See also Mozilla documentation

CONSTANTS

SHOW_ALL (4294967295)

Shows all nodes.

SHOW_ELEMENT (1)

Shows Element nodes.

SHOW_ATTRIBUTE (2)

Shows attribute Attribute nodes. This is meaningful only when creating a NodeIterator with an Attribute node as its root; in this case, it means that the attribute node will appear in the first position of the iteration or traversal. Since attributes are never children of other nodes, they do not appear when traversing over the document tree.

SHOW_TEXT (4)

Shows Text nodes.

Example:

    use HTML::Object::DOM::NodeFilter qw( :all );
    my $nodeIterator = $doc->createNodeIterator(
        $doc->body,
        SHOW_ELEMENT | SHOW_COMMENT | SHOW_TEXT,
        { acceptNode => sub{ return( FILTER_ACCEPT ); } },
        0 # false
    );
    if( ( $nodeIterator->whatToShow & SHOW_ALL ) ||
        ( $nodeIterator->whatToShow & SHOW_COMMENT ) )
    {
        # $nodeIterator will show comments
    }
SHOW_CDATA_SECTION (8)

Will always returns nothing, because there is no support for xml documents.
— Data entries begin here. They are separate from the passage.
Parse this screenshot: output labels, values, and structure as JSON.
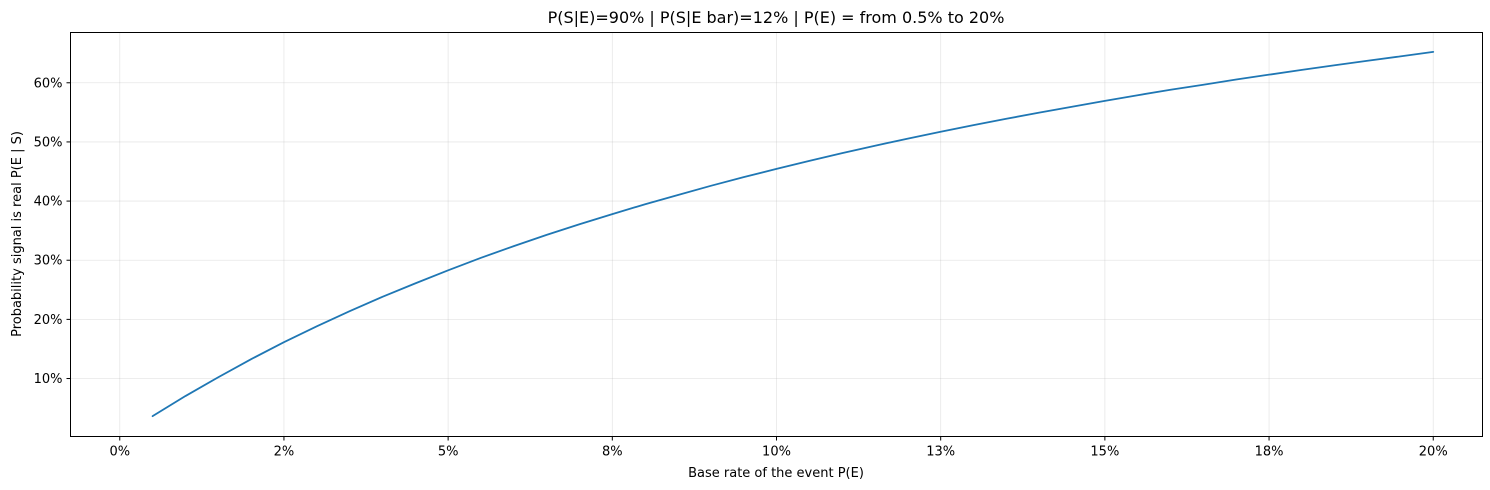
{
  "chart_data": {
    "type": "line",
    "title": "P(S|E)=90% | P(S|E bar)=12% | P(E) = from 0.5% to 20%",
    "xlabel": "Base rate of the event  P(E)",
    "ylabel": "Probability signal is real  P(E | S)",
    "xlim": [
      -0.0075,
      0.2075
    ],
    "ylim": [
      0.002,
      0.685
    ],
    "x_ticks": [
      0.0,
      0.025,
      0.05,
      0.075,
      0.1,
      0.125,
      0.15,
      0.175,
      0.2
    ],
    "x_tick_labels": [
      "0%",
      "2%",
      "5%",
      "8%",
      "10%",
      "13%",
      "15%",
      "18%",
      "20%"
    ],
    "y_ticks": [
      0.1,
      0.2,
      0.3,
      0.4,
      0.5,
      0.6
    ],
    "y_tick_labels": [
      "10%",
      "20%",
      "30%",
      "40%",
      "50%",
      "60%"
    ],
    "grid": true,
    "series": [
      {
        "color": "#1f77b4",
        "x": [
          0.005,
          0.01,
          0.015,
          0.02,
          0.025,
          0.03,
          0.035,
          0.04,
          0.045,
          0.05,
          0.055,
          0.06,
          0.065,
          0.07,
          0.075,
          0.08,
          0.085,
          0.09,
          0.095,
          0.1,
          0.105,
          0.11,
          0.115,
          0.12,
          0.125,
          0.13,
          0.135,
          0.14,
          0.145,
          0.15,
          0.155,
          0.16,
          0.165,
          0.17,
          0.175,
          0.18,
          0.185,
          0.19,
          0.195,
          0.2
        ],
        "y": [
          0.0364,
          0.0704,
          0.1022,
          0.1327,
          0.1614,
          0.1883,
          0.2139,
          0.2381,
          0.2609,
          0.283,
          0.3041,
          0.3238,
          0.3428,
          0.3609,
          0.378,
          0.3947,
          0.4103,
          0.4258,
          0.4404,
          0.4545,
          0.468,
          0.4811,
          0.4936,
          0.5056,
          0.5172,
          0.5284,
          0.5391,
          0.5496,
          0.5595,
          0.5694,
          0.579,
          0.5882,
          0.5967,
          0.6055,
          0.6137,
          0.6218,
          0.6297,
          0.6373,
          0.6446,
          0.6522
        ]
      }
    ]
  }
}
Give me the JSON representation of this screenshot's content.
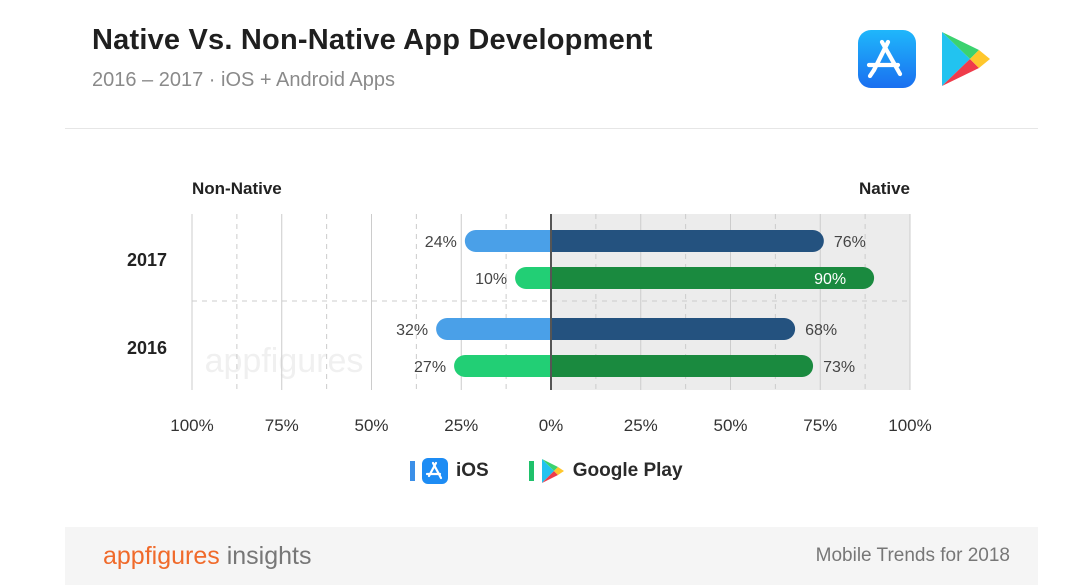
{
  "header": {
    "title": "Native Vs. Non-Native App Development",
    "subtitle": "2016 – 2017 · iOS + Android Apps",
    "icons": [
      "app-store-icon",
      "google-play-icon"
    ]
  },
  "chart_data": {
    "type": "bar",
    "orientation": "horizontal-diverging",
    "left_label": "Non-Native",
    "right_label": "Native",
    "xlim": [
      -100,
      100
    ],
    "x_ticks": [
      "100%",
      "75%",
      "50%",
      "25%",
      "0%",
      "25%",
      "50%",
      "75%",
      "100%"
    ],
    "groups": [
      {
        "year": "2017",
        "bars": [
          {
            "series": "iOS",
            "non_native": 24,
            "native": 76,
            "non_native_label": "24%",
            "native_label": "76%"
          },
          {
            "series": "Google Play",
            "non_native": 10,
            "native": 90,
            "non_native_label": "10%",
            "native_label": "90%"
          }
        ]
      },
      {
        "year": "2016",
        "bars": [
          {
            "series": "iOS",
            "non_native": 32,
            "native": 68,
            "non_native_label": "32%",
            "native_label": "68%"
          },
          {
            "series": "Google Play",
            "non_native": 27,
            "native": 73,
            "non_native_label": "27%",
            "native_label": "73%"
          }
        ]
      }
    ],
    "colors": {
      "ios_non_native": "#4aa0e8",
      "ios_native": "#24527f",
      "gp_non_native": "#22cf75",
      "gp_native": "#1a8a3f",
      "native_bg": "#ececec",
      "axis": "#555555",
      "grid": "#cccccc",
      "label": "#444444"
    },
    "watermark": "appfigures"
  },
  "legend": {
    "items": [
      {
        "label": "iOS",
        "color": "#3b8fe8",
        "icon": "app-store-icon"
      },
      {
        "label": "Google Play",
        "color": "#1fc16b",
        "icon": "google-play-icon"
      }
    ]
  },
  "footer": {
    "brand": "appfigures",
    "brand_suffix": "insights",
    "note": "Mobile Trends for 2018"
  }
}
SHOW_ENTITY_REFERENCE (16)

Legacy, no more used.

SHOW_ENTITY (32)

Legacy, no more used.

SHOW_PROCESSING_INSTRUCTION (64)

Shows ProcessingInstruction nodes.

SHOW_COMMENT (128)

Shows Comment nodes.

SHOW_DOCUMENT (256)

Shows Document nodes

SHOW_DOCUMENT_TYPE (512)

Shows DocumentType nodes

SHOW_DOCUMENT_FRAGMENT (1024)

Shows HTML::Object::DOM::DocumentFragment nodes.

SHOW_NOTATION (2048)

Legacy, no more used.

SHOW_SPACE (4096)

Show Space nodes. This is a non-standard extension under this perl framework.

And for the callback control:

FILTER_ACCEPT (1)
FILTER_REJECT (2)
FILTER_SKIP (3)

AUTHOR

Jacques Deguest <jack@deguest.jp>

SEE ALSO

Mozilla documentation, W3C specifications

COPYRIGHT & LICENSE

Copyright(c) 2022 DEGUEST Pte. Ltd.

All rights reserved

This program is free software; you can redistribute it and/or modify it under the same terms as Perl itself.